Episódios assim quase fizeram Morais desistir da área. Entretanto, continuou — e hoje se diz "apaixonado" pelo trabalho.

Do lado de fora, comenta-se que a comida servida aos detentos é ruim. Entretanto, não há acusações de violações de direitos humanos que pesam nos ombros do diretor.

No escritório, ele deixa em destaque seus livros ("Por trás das grades", volumes 1 e 2). Também tem uma Folha Universal, folhetim da Igreja Universal do Reino de Deus, e o livro "Segredos e Mistérios da Alma", do bispo Edir Macedo, ao lado de uma pequena estátua da deusa da Justiça.

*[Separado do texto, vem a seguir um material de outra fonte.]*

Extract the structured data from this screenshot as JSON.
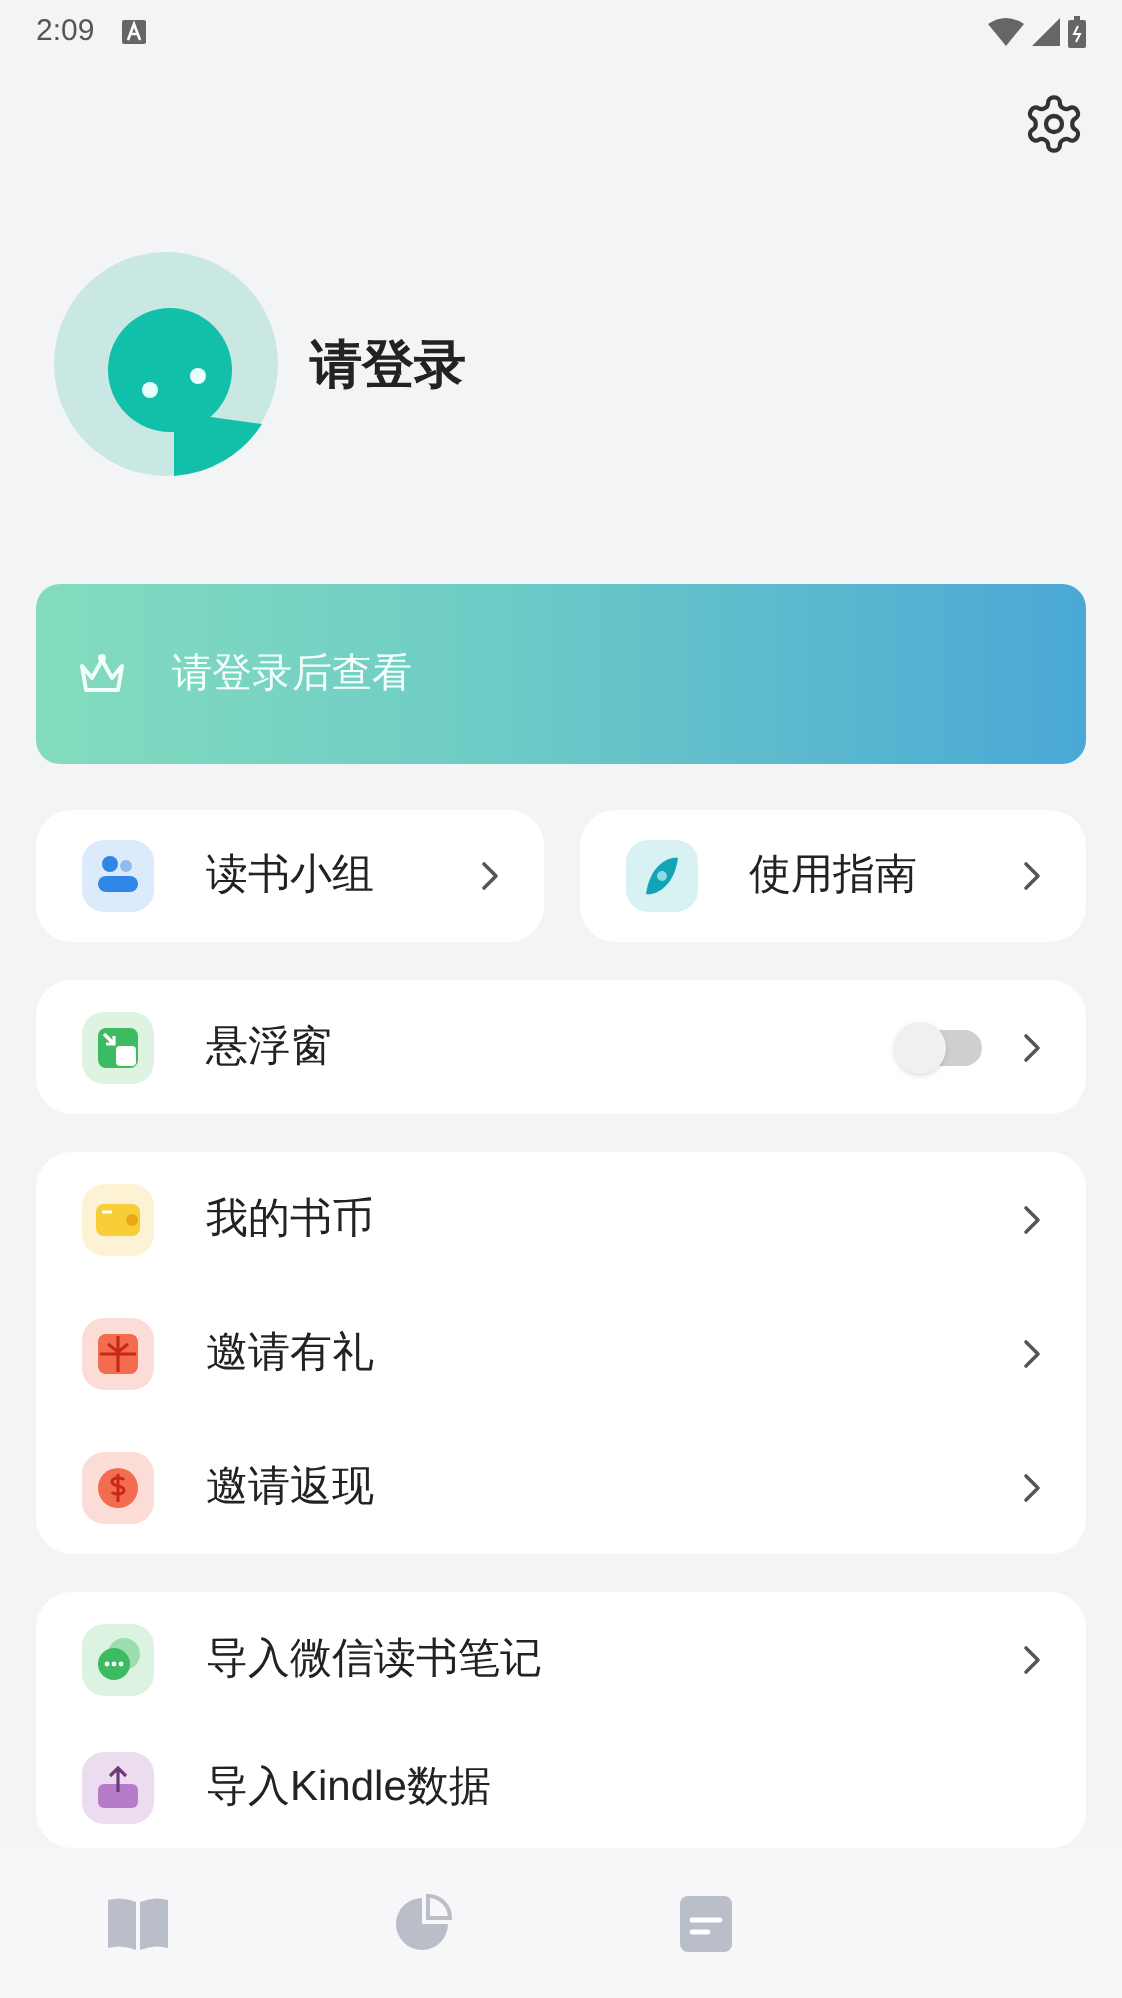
{
  "status_bar": {
    "time": "2:09"
  },
  "profile": {
    "name": "请登录"
  },
  "vip_banner": {
    "text": "请登录后查看"
  },
  "shortcuts": [
    {
      "label": "读书小组"
    },
    {
      "label": "使用指南"
    }
  ],
  "floating_window": {
    "label": "悬浮窗",
    "on": false
  },
  "groups": [
    [
      {
        "label": "我的书币"
      },
      {
        "label": "邀请有礼"
      },
      {
        "label": "邀请返现"
      }
    ],
    [
      {
        "label": "导入微信读书笔记",
        "chevron": true
      },
      {
        "label": "导入Kindle数据",
        "chevron": false
      }
    ]
  ],
  "bottom_nav": [
    {
      "selected": false
    },
    {
      "selected": false
    },
    {
      "selected": false
    }
  ]
}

Perguntado se é evangélico, não crava uma resposta, diz apenas que acredita em Deus.

Morais vê no seu ofício uma missão. Quer levar a ressocialização para os mais de 600 internos da casa — 333 deles estão inscritos em atividades educacionais e também há projetos de confecção de vassouras com garrafa PET. Ressocializar, diz, é ter uma nova chance. "Se você der oportunidade, você pode mudar a vida de alguém. Se não der, você pode destruir."

A ideia de transformação social o levou a tentar uma vaga no legislativo apodiense. Em 2020, concorreu a vereador pelo PT e teve 550 votos, 15 a menos que o outro candidato petista eleito. Ficou com a suplência.

O diretor vive na penitenciária de segunda a sexta. Tempo para a família, só no fim de semana. No paralelo, busca finalmente tirar um diploma de jornalista, num curso na Universidade Estadual do Rio Grande do Norte, mas não quer voltar para redações. "Eu já me sinto muito realizado", conta. "Aqui, é de policial penal para escritor."